Victor Ross, MD, board-certified dermatologist and dermatologic surgeon in San Diego, California, spoke about different technologies available for microneedling and energy-based devices.
At the Aesthetics Biomedical’s Perspectives: The Evolution of Aesthetics symposium, Victor Ross, MD, a board-certified dermatologist and dermatologic surgeon, San Diego, California, spoke about the newest advances in technology for both microneedling and energy-based devices.
The goal of these new technologies is to maximize the results of the procedures while minimizing patient downtime. With traditional radio frequency (RF) devices, physicians must think about RF, energy flow, and tissue resistance and how that amounts to heat accumulation. The overall results were modest as a large volume of area was being heated, resulting in a small change in temperature.
What has replaced the bipolar technique of RF is fractional RF. In fractional RF, the needles are insulated and isolated in place into a predetermined depth causing more heat to be created deeper and resulting in restored skin elasticity. This also did not have results Ross was satisfied with.
According to Ross, one of the most predictable ways to achieve some skin tightening is with RF microneedling.
An issue that Ross brought up is heat vs no heat. Heat can cause pain for the patient, but many times is needed for results. Also, there can be a recall caused by a gap between the needles and the skin and many companies claim that their devices go deeper than what may be reality.
He went over the Vivace (Aesthetics Biomedical) microneedling device. The system offers ergonomic pieces and has LEDS, noninsulated or insulated needles, and offers settings to change power levels to make microneedling easier. When using the device, physicians can change frequency from 1 to 2 megahertz.
Another device he went over another microneedling device, that uses 5 needles to go into the desired depth and has a long heating time of 4 seconds. They are larger than the typical microneedling device and it offers a cooling tip. It can make procedures longer due to low frequency of the needle.
The Agnes device (Agnes Medical) was also discussed. It uses a single needle to treat the face and the negative of this device is that each time the needle is used, the physician must push it down with their hands which can be tiring, according to Ross.
Combination therapy was something Ross does a lot of, using a laser, along with a RF microneedling device to treat the skin. This decision on whether to use this type of therapy will be decided on how long the patient can have downtime as it is an aggressive treatment.
To make microneedling better, in Ross’s opinion, would be better control of needle sharpness, better motors to push the needles down into the skin, and have reliable endpoints for their depths.

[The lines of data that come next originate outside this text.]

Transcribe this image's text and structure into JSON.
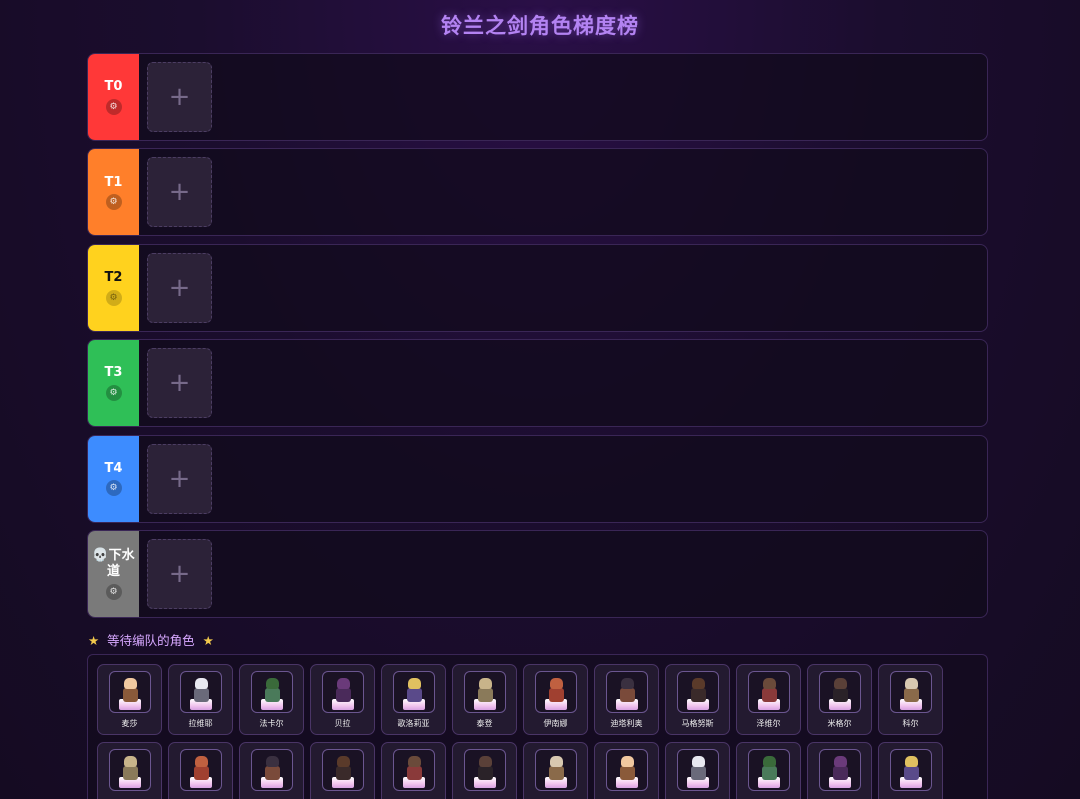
{
  "title": "铃兰之剑角色梯度榜",
  "tiers": [
    {
      "label": "T0",
      "color": "#ff3838",
      "add": "+"
    },
    {
      "label": "T1",
      "color": "#ff7f2a",
      "add": "+"
    },
    {
      "label": "T2",
      "color": "#ffd21e",
      "add": "+"
    },
    {
      "label": "T3",
      "color": "#2fbf57",
      "add": "+"
    },
    {
      "label": "T4",
      "color": "#3d8cff",
      "add": "+"
    },
    {
      "label": "💀下水道",
      "color": "#7a7a7a",
      "add": "+"
    }
  ],
  "pool": {
    "title": "等待编队的角色",
    "star": "★",
    "row1": [
      "麦莎",
      "拉维耶",
      "法卡尔",
      "贝拉",
      "歌洛莉亚",
      "泰登",
      "伊南娜",
      "迪塔利奥",
      "马格努斯",
      "泽维尔",
      "米格尔",
      "科尔"
    ],
    "row2": [
      "",
      "",
      "",
      "",
      "",
      "",
      "",
      "",
      "",
      "",
      "",
      ""
    ]
  },
  "settings_icon": "gear-icon"
}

Tixel (Novoxel), a thermal mechanical action for fractional treatment, was the last device that Ross highlighted, and it is a fractionating device, the size of a postage stamp, and made of titanium alloy. It can heat up to approximately 400 degrees Celsius, but because contact time is so low, it does not hurt the patient. It can repair skin very quickly and efficiently. Currently, it is available overseas.
“So, Tixel was a new exciting way to use a new practice and fight key that adds to our weaponry that you can use to make your skin fresher and better,” Ross concluded.